Parents have called hospitals asking whether they should risk coming in for babies having trouble breathing, and a patient’s appendix burst because care was delayed, Janna Gewirtz O’Brien, president-elect of the Minnesota chapter of the American Academy of Pediatrics, told reporters last month.

That’s in part because ICE agents have been in and around health centers, she said.

Clinicians also worry about the long-term mental health implications for children of immigration raids.

“Kids’ mental health is as bad as I’ve seen it, even compared to the pandemic,” Fate said. “Kids need safe places, and safe places are no longer safe.”

Teens have been pepper sprayed and tackled in front of their schools, he said, echoing other providers in the area, who reported minors being put in handcuffs facedown near school and taken outside without coats in sub-zero weather.

“Family separation is not a temporary disruption, it is a traumatic event with lifelong consequences,”O’Brien said.

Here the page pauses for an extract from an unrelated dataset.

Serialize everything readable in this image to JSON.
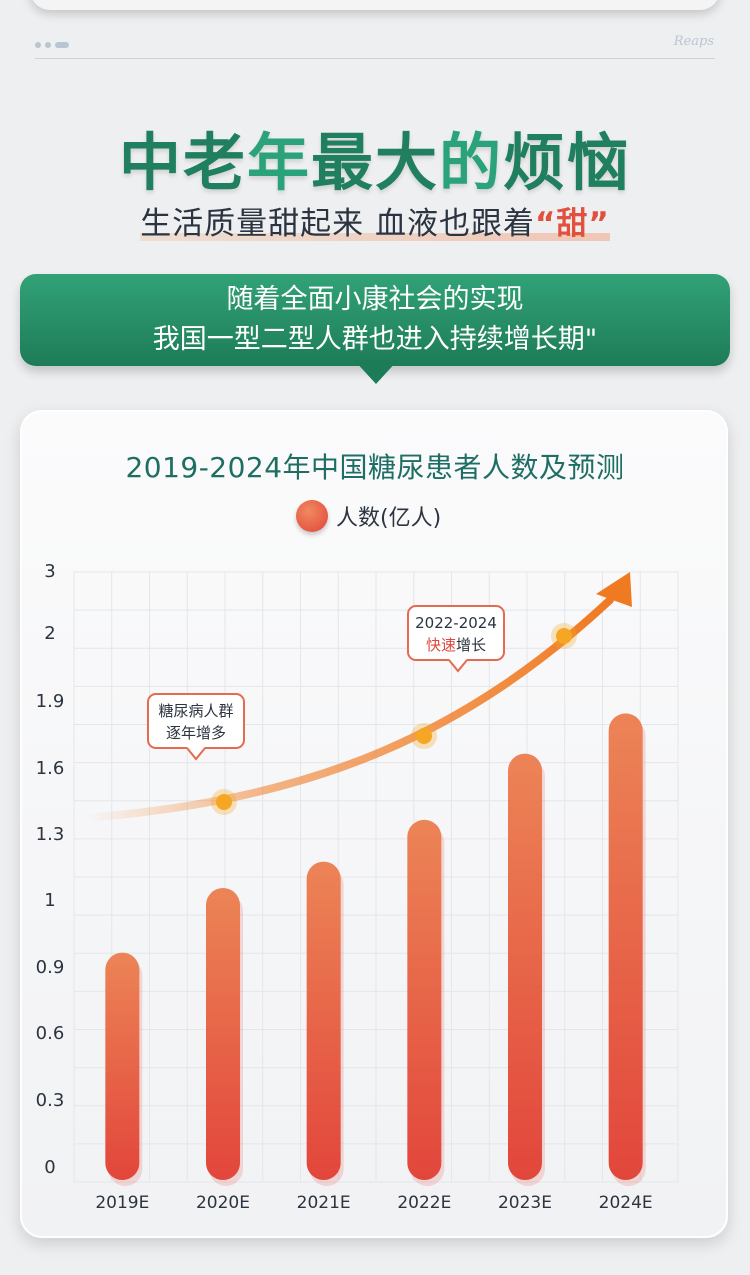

Not every provider is seeing impacts of aggressive immigration enforcement. Providers in some parts of the country, including suburban Michigan, upstate New York, and Utah, told STAT they hadn’t seen immigration enforcement change care in their practices substantially, though they all had heard of colleagues — often those serving large immigrant populations or in communities with a large ICE presence — who were dealing with such challenges.

The administration is targeting health care for immigrants more directly as well. Centers for Medicare and Medicaid Services Administrator Mehmet Oz has rushed highly publicized reviews of states’ use of Medicaid dollars on unauthorized care for immigrants. And the reconciliation bill signed by Trump last year specifically targets federal spending on non-citizens, even those with legal status.

For providers, including Hill, the fallout of such administrative actions can be just as concrete as immigration raids. 

“I would challenge the people promoting these policies to tell this mother that the loss of that baby was worth it,” he said. “If they had to walk in that room and speak to her directly, I’d be fascinated to hear what they would say.”